Distributed Systems Course Notes
Course Information
Course Title: Distributed System
Course Code: PCC-ADS-308G
Type: Professional Core Course
Credits: 3
Semester: 6th
Evaluation
Class Work: 25 Marks
Exam: 75 Marks
Total: 100 Marks
Exam Duration: 3 Hours
Exam Structure
Total Questions: 9
Question 1: Compulsory, 8 short-answer questions, 20 marks.
Units I-IV: Two 20-mark questions from each unit.
Attempt: Question 1 + one question from each unit (total 5 questions).
Course Outcomes
Analyze popular distributed systems (e.g., P2P).
Understand Shared Memory Techniques.
Knowledge of file access.
Knowledge of Synchronization and Deadlock.
UNIT-I: Introduction to Distributed Systems
Introduction
A distributed system comprises independent computers that appear as a single coherent system to its users. The nodes collaborate, communicate via a network, and coordinate activities to achieve a common goal by sharing resources, data, and tasks.

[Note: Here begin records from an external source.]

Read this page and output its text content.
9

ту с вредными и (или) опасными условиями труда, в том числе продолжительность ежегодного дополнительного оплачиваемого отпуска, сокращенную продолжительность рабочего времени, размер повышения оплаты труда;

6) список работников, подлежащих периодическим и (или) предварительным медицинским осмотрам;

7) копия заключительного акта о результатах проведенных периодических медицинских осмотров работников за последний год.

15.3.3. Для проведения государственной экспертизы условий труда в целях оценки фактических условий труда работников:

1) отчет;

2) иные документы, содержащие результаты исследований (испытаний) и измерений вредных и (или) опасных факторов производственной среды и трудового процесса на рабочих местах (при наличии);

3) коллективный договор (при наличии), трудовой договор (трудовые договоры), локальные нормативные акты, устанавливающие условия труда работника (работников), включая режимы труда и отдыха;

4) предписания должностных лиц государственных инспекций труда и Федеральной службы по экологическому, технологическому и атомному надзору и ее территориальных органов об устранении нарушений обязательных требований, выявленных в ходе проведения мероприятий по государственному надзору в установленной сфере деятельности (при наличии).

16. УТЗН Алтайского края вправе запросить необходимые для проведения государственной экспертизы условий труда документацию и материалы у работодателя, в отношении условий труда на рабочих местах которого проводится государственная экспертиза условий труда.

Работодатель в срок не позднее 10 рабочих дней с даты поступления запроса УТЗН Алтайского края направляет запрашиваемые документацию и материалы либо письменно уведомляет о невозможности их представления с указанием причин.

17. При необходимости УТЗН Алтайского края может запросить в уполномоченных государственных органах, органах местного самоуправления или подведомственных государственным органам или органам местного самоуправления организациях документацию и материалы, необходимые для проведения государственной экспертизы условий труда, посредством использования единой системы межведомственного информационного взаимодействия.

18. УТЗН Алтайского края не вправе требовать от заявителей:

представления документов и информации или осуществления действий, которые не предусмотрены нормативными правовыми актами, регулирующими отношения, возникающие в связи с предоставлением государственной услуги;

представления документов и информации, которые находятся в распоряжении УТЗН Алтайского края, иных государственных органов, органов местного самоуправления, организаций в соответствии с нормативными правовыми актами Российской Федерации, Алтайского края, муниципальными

Centralized vs. Distributed Systems
Feature | Centralized System | Distributed System |
|---|---|---|
Data & Resources | Single central place (server) | Dispersed over several servers/locations |
Maintenance | Easy | More challenging due to numerous interaction points |
Scalability | Limited; potential bottleneck if the server malfunctions | Better scalability; system can function even with component failure |
Reliability | Single point of failure | Higher reliability due to redundancy |
Security | Easier to secure | More difficult to secure |
Distributed Computing Definition
A system where software components are spread across different computers but operate as a single entity. It can involve various configurations like mainframes, computers, workstations, and minicomputers.

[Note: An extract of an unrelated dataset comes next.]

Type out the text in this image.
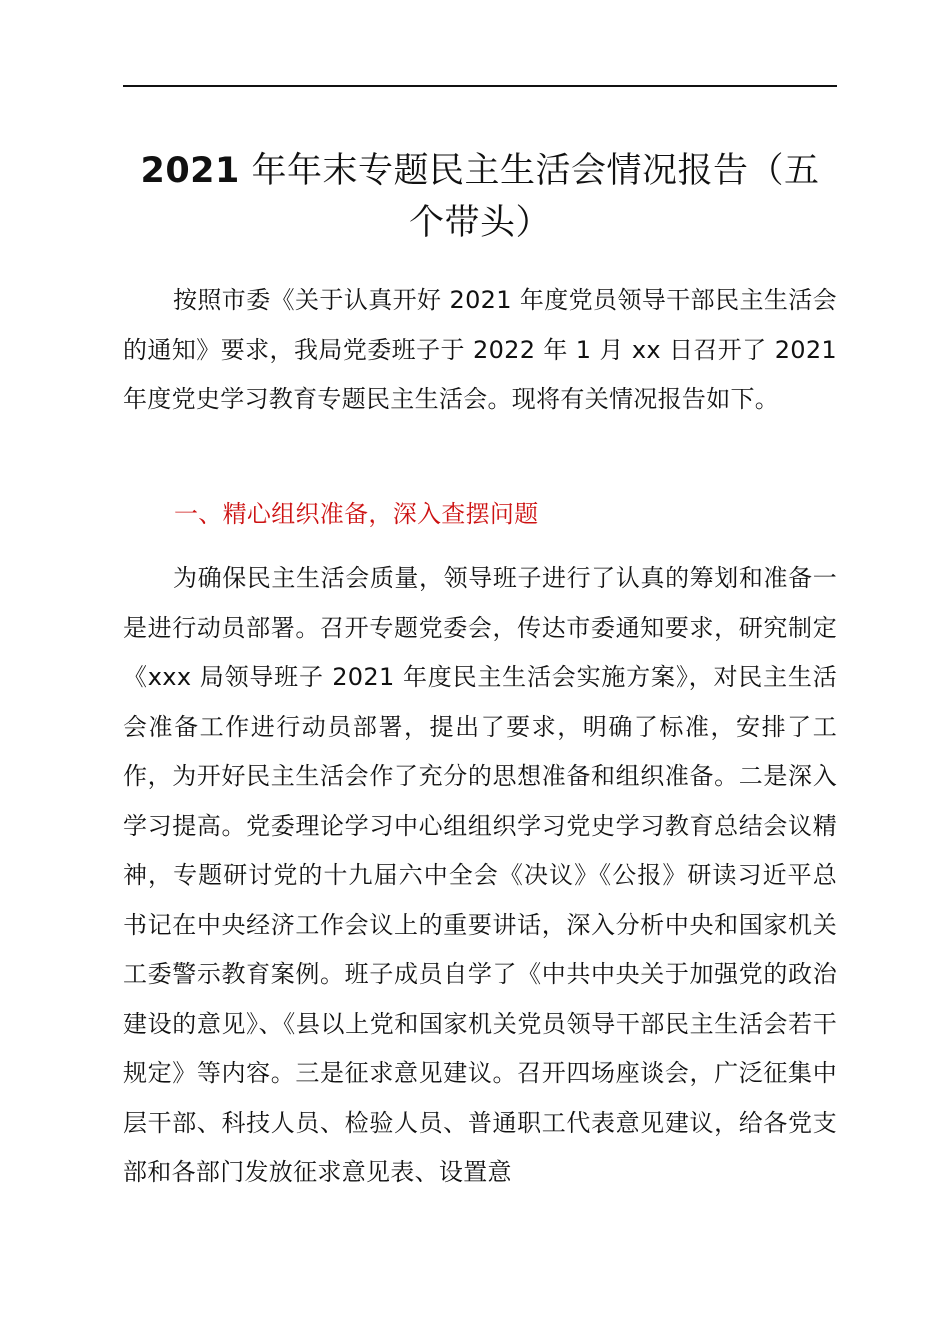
2021 年年末专题民主生活会情况报告（五个带头）

按照市委《关于认真开好 2021 年度党员领导干部民主生活会的通知》要求，我局党委班子于 2022 年 1 月 xx 日召开了 2021 年度党史学习教育专题民主生活会。现将有关情况报告如下。

一、精心组织准备，深入查摆问题

为确保民主生活会质量，领导班子进行了认真的筹划和准备一是进行动员部署。召开专题党委会，传达市委通知要求，研究制定《xxx 局领导班子 2021 年度民主生活会实施方案》，对民主生活会准备工作进行动员部署，提出了要求，明确了标准，安排了工作，为开好民主生活会作了充分的思想准备和组织准备。二是深入学习提高。党委理论学习中心组组织学习党史学习教育总结会议精神，专题研讨党的十九届六中全会《决议》《公报》研读习近平总书记在中央经济工作会议上的重要讲话，深入分析中央和国家机关工委警示教育案例。班子成员自学了《中共中央关于加强党的政治建设的意见》、《县以上党和国家机关党员领导干部民主生活会若干规定》等内容。三是征求意见建议。召开四场座谈会，广泛征集中层干部、科技人员、检验人员、普通职工代表意见建议，给各党支部和各部门发放征求意见表、设置意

Cloud Computing Principles
Sharing of resources (hardware, software, data) with varying levels of openness and concurrency. It facilitates simultaneous data processing through multiple processors and offers improved fault tolerance, enabling quicker recovery from system failures.
Advantages of Distributed Systems
Organizations use distributed computing to manage data generation and meet increasing application performance demands, providing easier scalability.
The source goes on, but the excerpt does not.